Last week, I got a new-old car and for now, we’re getting to know each other. Every car has its quirks, this one being no exception; the only quirk so far that really bugs me is the ignition. Occasionally, it takes me several minutes to get the key in just the right position to actually crank up the car. I leave the door open so I don’t roast in the Southern humidity trapped in my car, and try desperately to pay close attention in the hopes of learning some way to make this time spent shorter in the near future.
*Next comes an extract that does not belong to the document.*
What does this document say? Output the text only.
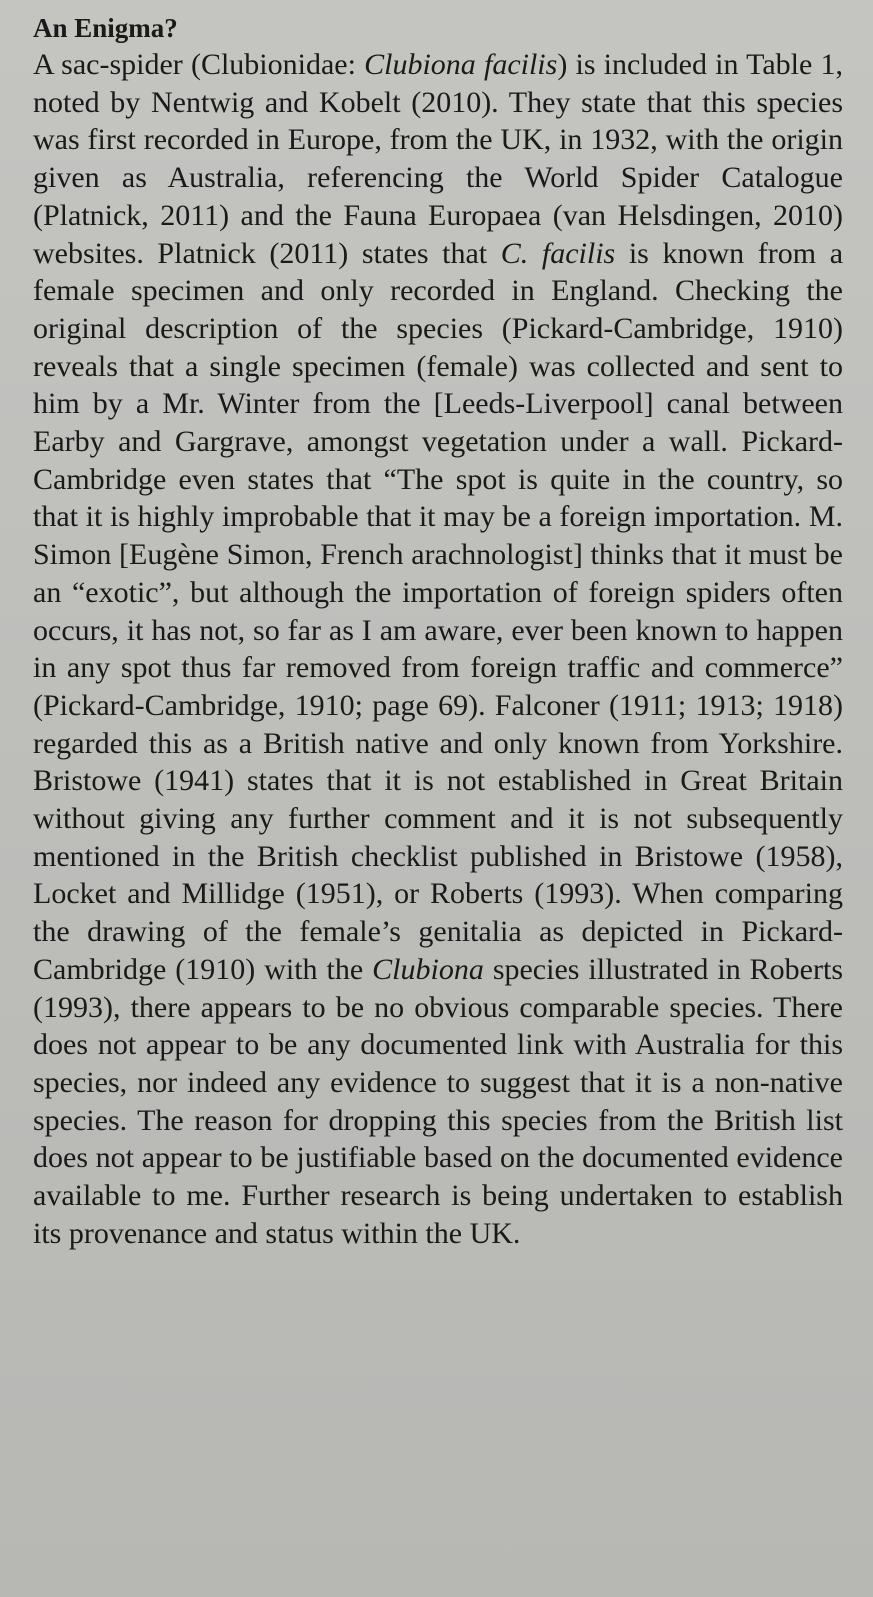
An Enigma?

A sac-spider (Clubionidae: Clubiona facilis) is included in Table 1, noted by Nentwig and Kobelt (2010). They state that this species was first recorded in Europe, from the UK, in 1932, with the origin given as Australia, referencing the World Spider Catalogue (Platnick, 2011) and the Fauna Europaea (van Helsdingen, 2010) websites. Platnick (2011) states that C. facilis is known from a female specimen and only recorded in England. Checking the original description of the species (Pickard-Cambridge, 1910) reveals that a single specimen (female) was collected and sent to him by a Mr. Winter from the [Leeds-Liverpool] canal between Earby and Gargrave, amongst vegetation under a wall. Pickard-Cambridge even states that “The spot is quite in the country, so that it is highly improbable that it may be a foreign importation. M. Simon [Eugène Simon, French arachnologist] thinks that it must be an “exotic”, but although the importation of foreign spiders often occurs, it has not, so far as I am aware, ever been known to happen in any spot thus far removed from foreign traffic and commerce” (Pickard-Cambridge, 1910; page 69). Falconer (1911; 1913; 1918) regarded this as a British native and only known from Yorkshire. Bristowe (1941) states that it is not established in Great Britain without giving any further comment and it is not subsequently mentioned in the British checklist published in Bristowe (1958), Locket and Millidge (1951), or Roberts (1993). When comparing the drawing of the female’s genitalia as depicted in Pickard-Cambridge (1910) with the Clubiona species illustrated in Roberts (1993), there appears to be no obvious comparable species. There does not appear to be any documented link with Australia for this species, nor indeed any evidence to suggest that it is a non-native species. The reason for dropping this species from the British list does not appear to be justifiable based on the documented evidence available to me. Further research is being undertaken to establish its provenance and status within the UK.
My new-old car’s ignition reminds me very much of the key I had to my last boyfriend’s apartment. Despite having two keys made on two separate occasions at a quality place of business, I still had to wiggle and jiggle to get the key to actually open the door. When I first got the key, then-boyfriend told me that it would take some time but eventually, I would find the sweet spot between the key and the lock. For the most part, he was right. A few weeks later, the majority of the times I used the key I could accomplish the task in fifteen seconds or less. Still, though, not every time; there were still evenings where I would stand in front of the door, heavy laden with a backpack, groceries, a purse that could take down a grown man, and the exhaustion of an afternoon in Atlanta traffic, desperately trying to force the key to do my will, to just open the door. These times I would eventually simply give up and knock, standing there, irritated, cold, hot, tired, impatient, all because a tiny piece of metal simply wouldn’t do what it was made to do. I had had his key to my apartment cut at the same store; his fit perfectly, a smooth turn to unlock. The fact was, the key to his place wasn’t right; whether it wasn’t cut correctly or the door was odd or the metal was wrong or the key before cutting wasn’t proper, none of that mattered, simply that the key wasn’t right.

Forty-five days later, I realize that sometimes the key isn’t right. I could have stood at the door to the relationship and waited for the key to wiggle and jiggle and hope that I could force it, just right, into doing what it was “supposed” to do. I had done everything perfectly, a checklist. Nothing worked. The key, for whatever reason, didn’t fit; it didn’t mean the key was wrong or the lock was wrong. I could have been content to wiggle the key for as long as I needed to, but one day, I was told not to come over any more and I stopped using the key. I realized sometime after that day that a key and a lock should just fit and just do what they were made for. I could make arguments for myself being the key or the lock, but either way, we didn’t fit. On my new-old car, I could get the ignition replaced; there was no need to replace the lock since his key fit, and we had already replaced mine once. The key and the lock, it just… didn’t fit.

I am happy that I had the time to wiggle the key, to see if it was just me, but I’m not content to force it any longer. I’m still not sure what was missing between the key and the lock, but I know that it was. It should fit, turn, and open the door. The door should be open, to whatever, to the inside, to where I’ve been trying to get all along.